Forgive the dramatic title but I'm increasingly convinced that grazing by herbivorous snails is an essential mechanism in the promotion of coralline algaes over the lower green algaes like hair algae and Enteromorpha.
Enteromorpha quickly grows over all surfaces and coralline algaes are unable to compete. A week ago I boosted the number of herbivorous periwinkles and topshells in my tank by about 400%. Adding another 60 or 70. I had noted that in areas of strong coralline algal growth, especially in Kimmeridge Bay the number of snails per square metre was very high, approx 40 - 50.
In a week almost all surfaces previously colonised by Enteromorpha have been grazed bare and in its place new corroline algae, both branching and encrusting has flourished. Furthermore new wrack growth has been noted on previous areas that had appeared devoid of anything but hair algae.
It would be interesting to be able to create a snail-proof 'cage' in a Kimmeridge rockpool and see if Enteromorpha takes over when the heavy grazing is stopped from occuring.
In the British reef aquaria, therefore, snails can be used to naturally create the conditions for coralline algae to flourish. As an added bonus I never need to clean the glass! Interestingly coralline algae growth seems restricted to rocks, shells etc. unlike in tropical tanks where encrusting growths quickly cover pumps and glass. perhaps British winkles and topshells are also able to feed on coralline algae on very smooth surfaces? The commonly used Turbo snails used in tropical aquaria may simply not feed on coralline algaes?

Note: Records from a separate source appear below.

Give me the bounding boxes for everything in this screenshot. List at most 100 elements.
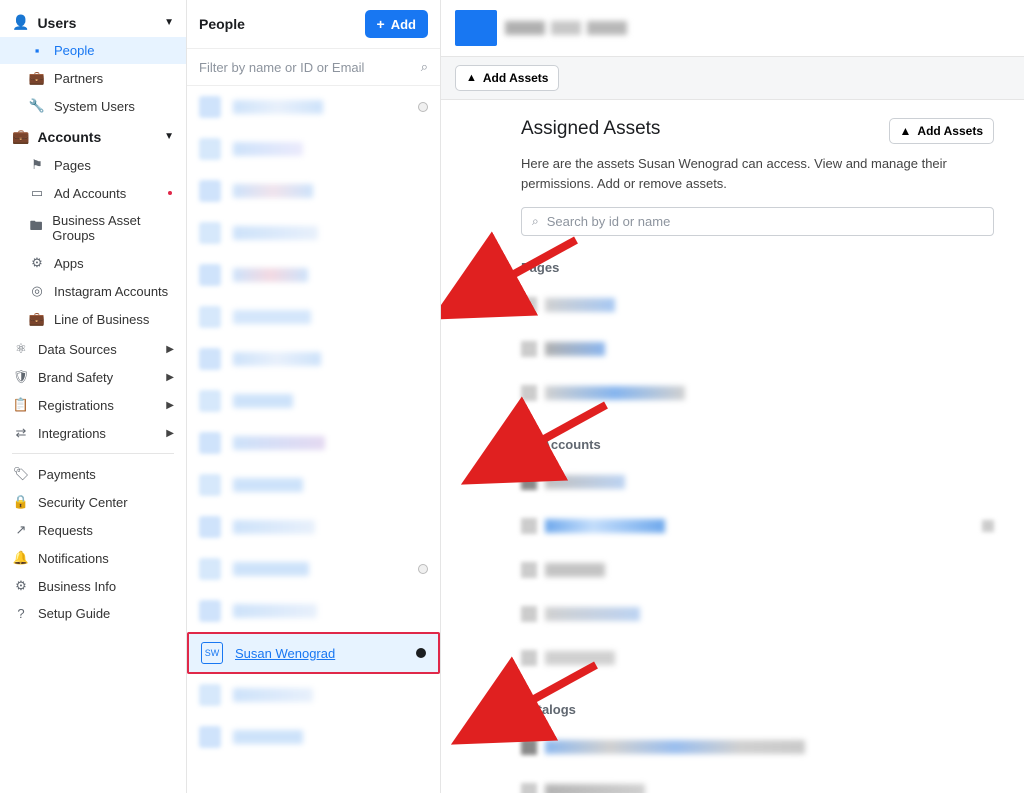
asset-row[interactable] — [521, 508, 994, 544]
users-icon: 👤 — [12, 14, 29, 31]
tag-icon: 🏷 — [12, 466, 30, 482]
people-search[interactable]: ⌕ — [187, 48, 440, 86]
nav-payments[interactable]: 🏷 Payments — [0, 460, 186, 488]
nav-item-label: System Users — [54, 99, 135, 114]
people-list[interactable]: SW Susan Wenograd — [187, 86, 440, 793]
detail-body: Assigned Assets ▲ Add Assets Here are th… — [441, 100, 1024, 793]
asset-section-catalogs: Catalogs — [521, 702, 994, 793]
nav-item-apps[interactable]: ⚙ Apps — [0, 249, 186, 277]
share-icon: ⇄ — [12, 425, 30, 441]
nav-setup-guide[interactable]: ? Setup Guide — [0, 600, 186, 627]
assigned-assets-description: Here are the assets Susan Wenograd can a… — [521, 154, 994, 193]
people-row[interactable] — [187, 716, 440, 758]
plus-icon: + — [377, 16, 385, 32]
nav-item-label: Ad Accounts — [54, 186, 126, 201]
clipboard-icon: 📋 — [12, 397, 30, 413]
asset-row[interactable] — [521, 375, 994, 411]
nav-item-people[interactable]: ▪ People — [0, 37, 186, 64]
nav-item-label: Integrations — [38, 426, 106, 441]
nav-security-center[interactable]: 🔒 Security Center — [0, 488, 186, 516]
people-row[interactable] — [187, 590, 440, 632]
people-row[interactable] — [187, 296, 440, 338]
flag-icon: ⚑ — [28, 157, 46, 173]
people-row[interactable] — [187, 170, 440, 212]
nav-item-line-of-business[interactable]: 💼 Line of Business — [0, 305, 186, 333]
people-row[interactable] — [187, 674, 440, 716]
nav-item-label: Data Sources — [38, 342, 117, 357]
nav-notifications[interactable]: 🔔 Notifications — [0, 544, 186, 572]
avatar-initials: SW — [201, 642, 223, 664]
section-title-pages: Pages — [521, 260, 994, 275]
people-row[interactable] — [187, 338, 440, 380]
chevron-right-icon: ▶ — [166, 400, 174, 411]
gear-icon: ⚙ — [12, 578, 30, 594]
add-assets-button-right[interactable]: ▲ Add Assets — [889, 118, 994, 144]
asset-row[interactable] — [521, 464, 994, 500]
asset-section-ad-accounts: Ad Accounts — [521, 437, 994, 676]
bell-icon: 🔔 — [12, 550, 30, 566]
add-assets-button[interactable]: ▲ Add Assets — [455, 65, 559, 91]
nav-data-sources[interactable]: ⚛ Data Sources ▶ — [0, 335, 186, 363]
people-row[interactable] — [187, 254, 440, 296]
wrench-icon: 🔧 — [28, 98, 46, 114]
asset-row[interactable] — [521, 287, 994, 323]
left-nav: 👤 Users ▼ ▪ People 💼 Partners 🔧 System U… — [0, 0, 187, 793]
asset-row[interactable] — [521, 773, 994, 793]
nav-registrations[interactable]: 📋 Registrations ▶ — [0, 391, 186, 419]
help-icon: ? — [12, 606, 30, 621]
people-row[interactable] — [187, 380, 440, 422]
nav-item-asset-groups[interactable]: 🖿 Business Asset Groups — [0, 207, 186, 249]
add-person-button[interactable]: + Add — [365, 10, 428, 38]
nodes-icon: ⚛ — [12, 341, 30, 357]
people-row[interactable] — [187, 422, 440, 464]
add-assets-label: Add Assets — [917, 124, 983, 138]
briefcase-icon: 💼 — [28, 70, 46, 86]
people-row[interactable] — [187, 86, 440, 128]
people-row[interactable] — [187, 464, 440, 506]
lock-icon: 🔒 — [12, 494, 30, 510]
nav-item-label: Registrations — [38, 398, 114, 413]
nav-item-label: Line of Business — [54, 312, 149, 327]
section-title-ad-accounts: Ad Accounts — [521, 437, 994, 452]
asset-row[interactable] — [521, 331, 994, 367]
add-label: Add — [391, 17, 416, 32]
people-row-selected[interactable]: SW Susan Wenograd — [187, 632, 440, 674]
nav-item-instagram[interactable]: ◎ Instagram Accounts — [0, 277, 186, 305]
nav-integrations[interactable]: ⇄ Integrations ▶ — [0, 419, 186, 447]
people-row[interactable] — [187, 506, 440, 548]
nav-item-label: Partners — [54, 71, 103, 86]
nav-brand-safety[interactable]: 🛡 Brand Safety ▶ — [0, 363, 186, 391]
nav-item-ad-accounts[interactable]: ▭ Ad Accounts — [0, 179, 186, 207]
search-icon: ⌕ — [532, 214, 539, 229]
asset-row[interactable] — [521, 640, 994, 676]
status-dot — [418, 564, 428, 574]
assigned-assets-title: Assigned Assets — [521, 118, 660, 140]
asset-section-pages: Pages — [521, 260, 994, 411]
briefcase-icon: 💼 — [12, 128, 29, 145]
nav-item-partners[interactable]: 💼 Partners — [0, 64, 186, 92]
nav-accounts-header[interactable]: 💼 Accounts ▼ — [0, 122, 186, 151]
nav-requests[interactable]: ↗ Requests — [0, 516, 186, 544]
chevron-right-icon: ▶ — [166, 344, 174, 355]
asset-row[interactable] — [521, 596, 994, 632]
asset-search-input[interactable] — [547, 214, 983, 229]
nav-item-system-users[interactable]: 🔧 System Users — [0, 92, 186, 120]
asset-row[interactable] — [521, 552, 994, 588]
people-search-input[interactable] — [199, 60, 421, 75]
card-icon: ▭ — [28, 185, 46, 201]
nav-item-label: Security Center — [38, 495, 128, 510]
nav-item-pages[interactable]: ⚑ Pages — [0, 151, 186, 179]
request-icon: ↗ — [12, 522, 30, 538]
asset-row[interactable] — [521, 729, 994, 765]
nav-business-info[interactable]: ⚙ Business Info — [0, 572, 186, 600]
asset-search[interactable]: ⌕ — [521, 207, 994, 236]
people-row[interactable] — [187, 212, 440, 254]
nav-users-header[interactable]: 👤 Users ▼ — [0, 8, 186, 37]
people-row[interactable] — [187, 128, 440, 170]
nav-item-label: Instagram Accounts — [54, 284, 168, 299]
assets-icon: ▲ — [900, 124, 912, 138]
nav-item-label: Brand Safety — [38, 370, 113, 385]
detail-pane: ▲ Add Assets Assigned Assets ▲ Add Asset… — [441, 0, 1024, 793]
people-row[interactable] — [187, 548, 440, 590]
nav-item-label: Pages — [54, 158, 91, 173]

I am convinced that its not enough simply to mimic sea temperature, natural light levels, salinity and chemistry to promote corraline algae. Grazing appears to be an important factor. The conversion of green algae to soluble excreted snail waste for the skimmer is also an excellent nitrate and phosphate exporter whilst releasing minerals back into the water for use by higher and more desirable algaes.